The polygenic forms of obesity are currently the most widespread and we have a much better understanding of the biochemical mechanisms these mutations alter. The vast majority of monogenic and polygenic obesity is linked to changes in the central nervous system.
Indeed, most of the genes associated with obesity are expressed in the nervous system. One metabolic pathway is particularly well studied given its importance in the development of obesity: the leptin-melanocortin pathway. This metabolic pathway regulates hunger through several biochemical mechanisms. Patients with a genetic mutation that alters this pathway have no sense of satiety. Consequently, it is particularly difficult for them to regulate their food intake.
Ongoing clinical trials
If there are as many types of obesity as there are genetic mutations associated with this disease, we cannot hope to have a proper treatment without knowing which type of obesity the patient suffers from. In a French study, the genome that can distinguish the different types of obesity is gradually being identified: “This is a project currently under development for patients suffering from monogenic obesity, in coordination with the Pitié-Salpêtrière hospital. They are trying to sequence the genome of these patients because the treatment of these patients is currently inadequate. Also because we have effective pharmacological treatments (Setmelanotide )for this type of obesity, it is crucial to get the correct diagnosis. Reportedly, after one year of regular injections of Setmelanotide in phase 3 clinical trials, patients with certain forms of obesity lost an average of 25.6% of their original weight, and 80% achieve a 10% weight loss. Side effects seem to be minor: hyperpigmentation, nausea, and Spontaneous penile erections. Nothing like the disasters that bariatric surgery can cause in these patients.

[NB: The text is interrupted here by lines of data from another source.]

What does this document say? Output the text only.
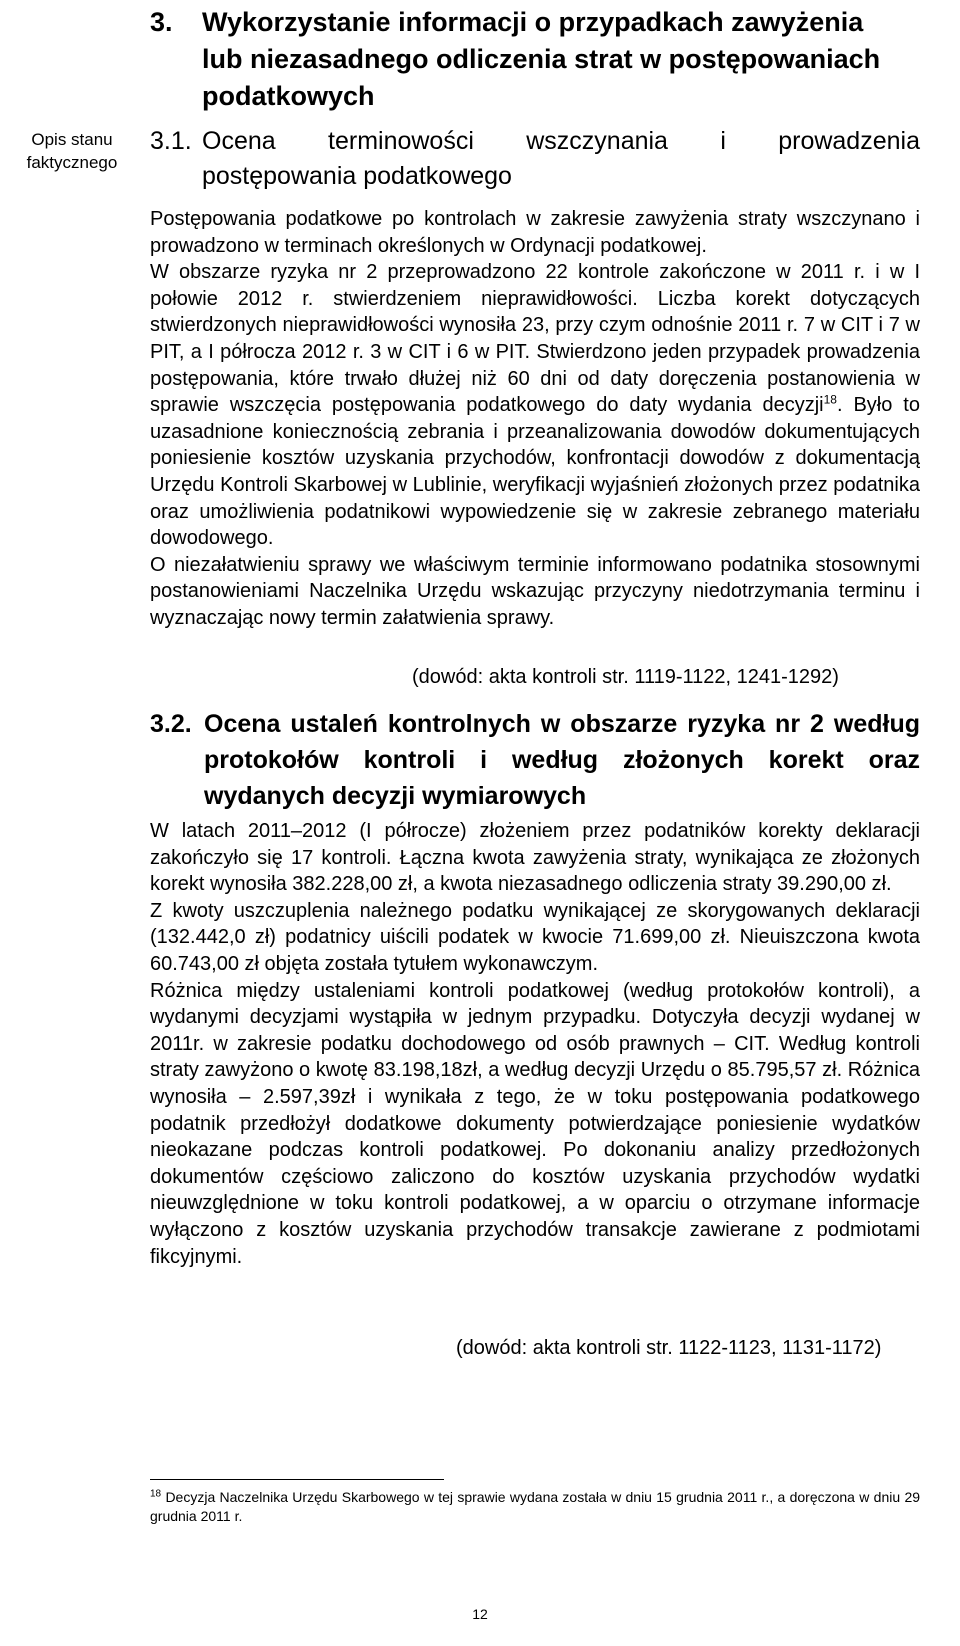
Opis stanu faktycznego
3. Wykorzystanie informacji o przypadkach zawyżenia
lub niezasadnego odliczenia strat w postępowaniach
podatkowych
3.1. Ocena terminowości wszczynania i prowadzenia
postępowania podatkowego

Postępowania podatkowe po kontrolach w zakresie zawyżenia straty wszczynano i prowadzono w terminach określonych w Ordynacji podatkowej.

W obszarze ryzyka nr 2 przeprowadzono 22 kontrole zakończone w 2011 r. i w I połowie 2012 r. stwierdzeniem nieprawidłowości. Liczba korekt dotyczących stwierdzonych nieprawidłowości wynosiła 23, przy czym odnośnie 2011 r. 7 w CIT i 7 w PIT, a I półrocza 2012 r. 3 w CIT i 6 w PIT. Stwierdzono jeden przypadek prowadzenia postępowania, które trwało dłużej niż 60 dni od daty doręczenia postanowienia w sprawie wszczęcia postępowania podatkowego do daty wydania decyzji$^{18}$. Było to uzasadnione koniecznością zebrania i przeanalizowania dowodów dokumentujących poniesienie kosztów uzyskania przychodów, konfrontacji dowodów z dokumentacją Urzędu Kontroli Skarbowej w Lublinie, weryfikacji wyjaśnień złożonych przez podatnika oraz umożliwienia podatnikowi wypowiedzenie się w zakresie zebranego materiału dowodowego.

O niezałatwieniu sprawy we właściwym terminie informowano podatnika stosownymi postanowieniami Naczelnika Urzędu wskazując przyczyny niedotrzymania terminu i wyznaczając nowy termin załatwienia sprawy.

(dowód: akta kontroli str. 1119-1122, 1241-1292)
3.2. Ocena ustaleń kontrolnych w obszarze ryzyka nr 2 według protokołów kontroli i według złożonych korekt oraz wydanych decyzji wymiarowych

W latach 2011–2012 (I półrocze) złożeniem przez podatników korekty deklaracji zakończyło się 17 kontroli. Łączna kwota zawyżenia straty, wynikająca ze złożonych korekt wynosiła 382.228,00 zł, a kwota niezasadnego odliczenia straty 39.290,00 zł.

Z kwoty uszczuplenia należnego podatku wynikającej ze skorygowanych deklaracji (132.442,0 zł) podatnicy uiścili podatek w kwocie 71.699,00 zł. Nieuiszczona kwota 60.743,00 zł objęta została tytułem wykonawczym.

Różnica między ustaleniami kontroli podatkowej (według protokołów kontroli), a wydanymi decyzjami wystąpiła w jednym przypadku. Dotyczyła decyzji wydanej w 2011r. w zakresie podatku dochodowego od osób prawnych – CIT. Według kontroli straty zawyżono o kwotę 83.198,18zł, a według decyzji Urzędu o 85.795,57 zł. Różnica wynosiła – 2.597,39zł i wynikała z tego, że w toku postępowania podatkowego podatnik przedłożył dodatkowe dokumenty potwierdzające poniesienie wydatków nieokazane podczas kontroli podatkowej. Po dokonaniu analizy przedłożonych dokumentów częściowo zaliczono do kosztów uzyskania przychodów wydatki nieuwzględnione w toku kontroli podatkowej, a w oparciu o otrzymane informacje wyłączono z kosztów uzyskania przychodów transakcje zawierane z podmiotami fikcyjnymi.

(dowód: akta kontroli str. 1122-1123, 1131-1172)
$^{18}$ Decyzja Naczelnika Urzędu Skarbowego w tej sprawie wydana została w dniu 15 grudnia 2011 r., a doręczona w dniu 29 grudnia 2011 r.
12
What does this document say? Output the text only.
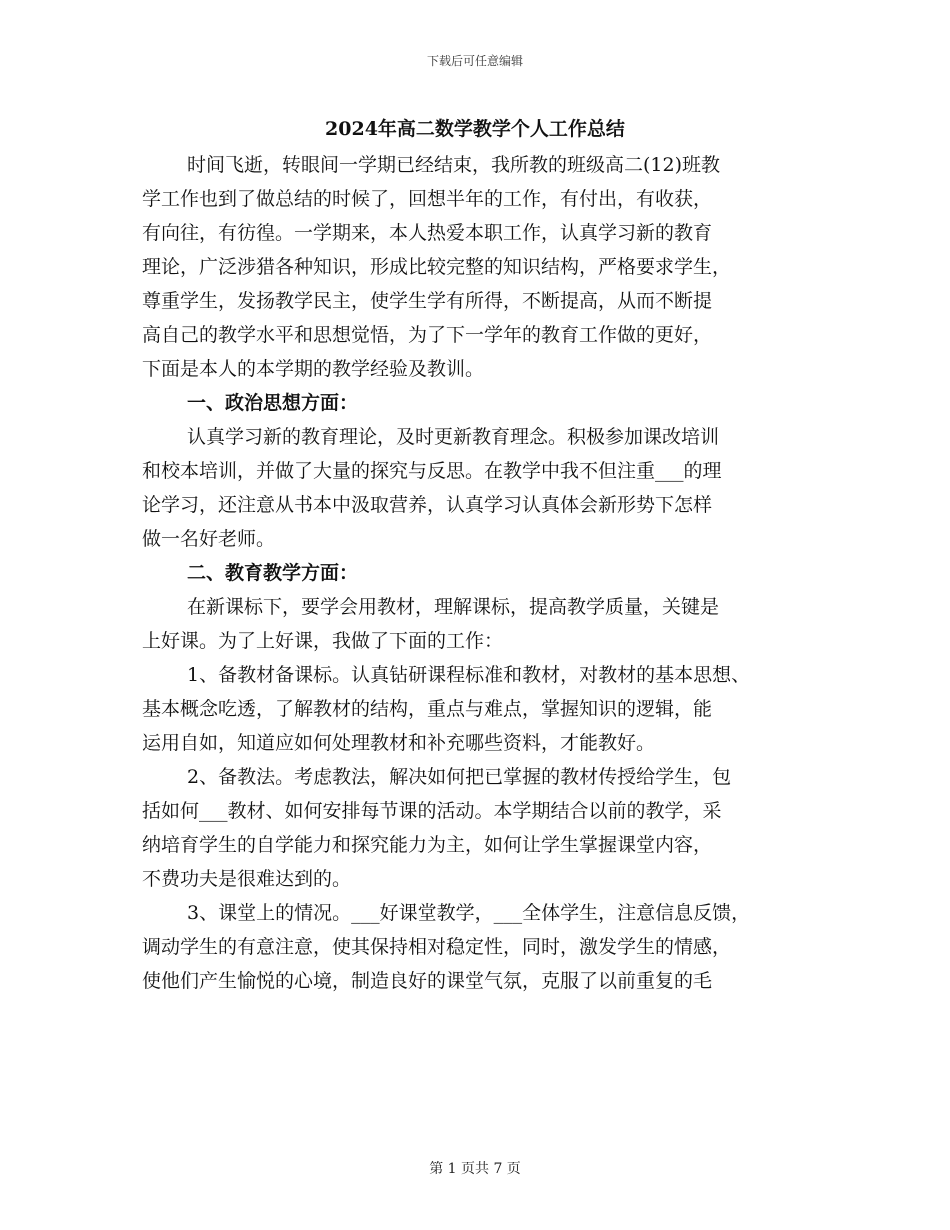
下载后可任意编辑
2024年高二数学教学个人工作总结
时间飞逝，转眼间一学期已经结束，我所教的班级高二(12)班教
学工作也到了做总结的时候了，回想半年的工作，有付出，有收获，
有向往，有彷徨。一学期来，本人热爱本职工作，认真学习新的教育
理论，广泛涉猎各种知识，形成比较完整的知识结构，严格要求学生，
尊重学生，发扬教学民主，使学生学有所得，不断提高，从而不断提
高自己的教学水平和思想觉悟，为了下一学年的教育工作做的更好，
下面是本人的本学期的教学经验及教训。
一、政治思想方面：
认真学习新的教育理论，及时更新教育理念。积极参加课改培训
和校本培训，并做了大量的探究与反思。在教学中我不但注重___的理
论学习，还注意从书本中汲取营养，认真学习认真体会新形势下怎样
做一名好老师。
二、教育教学方面：
在新课标下，要学会用教材，理解课标，提高教学质量，关键是
上好课。为了上好课，我做了下面的工作：
1、备教材备课标。认真钻研课程标准和教材，对教材的基本思想、
基本概念吃透，了解教材的结构，重点与难点，掌握知识的逻辑，能
运用自如，知道应如何处理教材和补充哪些资料，才能教好。
2、备教法。考虑教法，解决如何把已掌握的教材传授给学生，包
括如何___教材、如何安排每节课的活动。本学期结合以前的教学，采
纳培育学生的自学能力和探究能力为主，如何让学生掌握课堂内容，
不费功夫是很难达到的。
3、课堂上的情况。___好课堂教学，___全体学生，注意信息反馈，
调动学生的有意注意，使其保持相对稳定性，同时，激发学生的情感，
使他们产生愉悦的心境，制造良好的课堂气氛，克服了以前重复的毛
第 1 页共 7 页
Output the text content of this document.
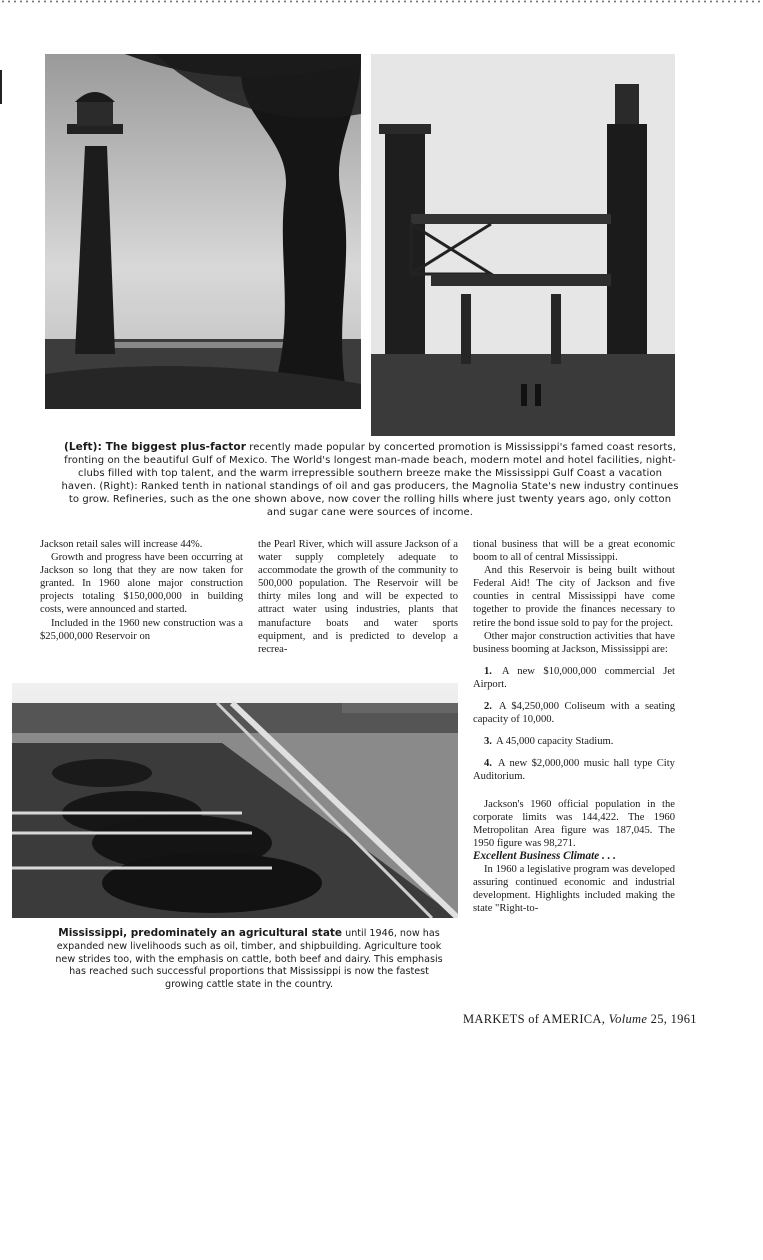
(Left): The biggest plus-factor recently made popular by concerted promotion is Mississippi's famed coast resorts, fronting on the beautiful Gulf of Mexico. The World's longest man-made beach, modern motel and hotel facilities, night-clubs filled with top talent, and the warm irrepressible southern breeze make the Mississippi Gulf Coast a vacation haven. (Right): Ranked tenth in national standings of oil and gas producers, the Magnolia State's new industry continues to grow. Refineries, such as the one shown above, now cover the rolling hills where just twenty years ago, only cotton and sugar cane were sources of income.

Jackson retail sales will increase 44%.

Growth and progress have been occurring at Jackson so long that they are now taken for granted. In 1960 alone major construction projects totaling $150,000,000 in building costs, were announced and started.

Included in the 1960 new construction was a $25,000,000 Reservoir on

the Pearl River, which will assure Jackson of a water supply completely adequate to accommodate the growth of the community to 500,000 population. The Reservoir will be thirty miles long and will be expected to attract water using industries, plants that manufacture boats and water sports equipment, and is predicted to develop a recrea-

tional business that will be a great economic boom to all of central Mississippi.

And this Reservoir is being built without Federal Aid! The city of Jackson and five counties in central Mississippi have come together to provide the finances necessary to retire the bond issue sold to pay for the project.

Other major construction activities that have business booming at Jackson, Mississippi are:

1. A new $10,000,000 commercial Jet Airport.

2. A $4,250,000 Coliseum with a seating capacity of 10,000.

3. A 45,000 capacity Stadium.

4. A new $2,000,000 music hall type City Auditorium.

Jackson's 1960 official population in the corporate limits was 144,422. The 1960 Metropolitan Area figure was 187,045. The 1950 figure was 98,271.

Excellent Business Climate . . .

In 1960 a legislative program was developed assuring continued economic and industrial development. Highlights included making the state "Right-to-

Mississippi, predominately an agricultural state until 1946, now has expanded new livelihoods such as oil, timber, and shipbuilding. Agriculture took new strides too, with the emphasis on cattle, both beef and dairy. This emphasis has reached such successful proportions that Mississippi is now the fastest growing cattle state in the country.
MARKETS of AMERICA, Volume 25, 1961
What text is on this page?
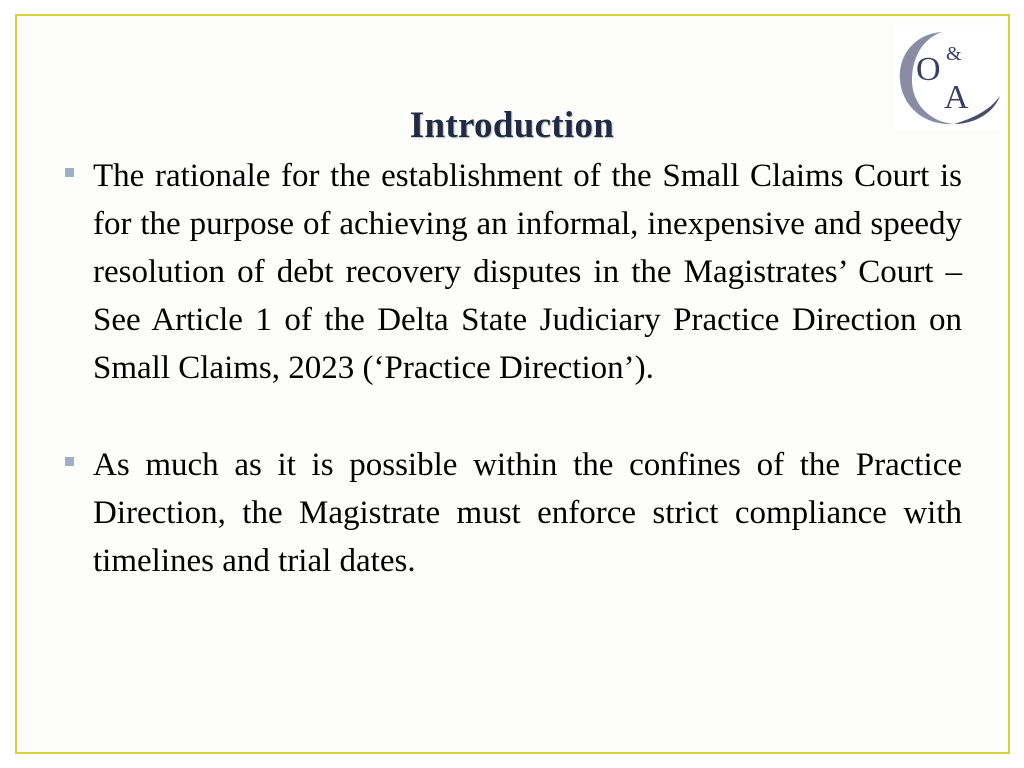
O &
A
Introduction
The rationale for the establishment of the Small Claims Court is for the purpose of achieving an informal, inexpensive and speedy resolution of debt recovery disputes in the Magistrates’ Court – See Article 1 of the Delta State Judiciary Practice Direction on Small Claims, 2023 (‘Practice Direction’).
As much as it is possible within the confines of the Practice Direction, the Magistrate must enforce strict compliance with timelines and trial dates.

If our genome predisposes us to obesity, the environment should not be ignored. The food we eat and the exercise we do can have a positive feedback effect on the expression of our genes. This is the case for the FTO (Fat Mass and Obesity Associated Protein) gene, where studies show that lifestyle can reduce the effect on obesity by 30-40%. Other possibilities should be explored, such as food ratings to encourage people to make better choices in the supermarket, even if each push has only a small effect at the individual level. Finally, the stigma towards obese people probably needs to be stopped once and for all. Unless we adhere to a dualistic philosophy of mind (which holds that the mind is of a different nature than the body and therefore immaterial), our will is not disconnected and independent of our social environment, our neurobiology, and ultimately our genome.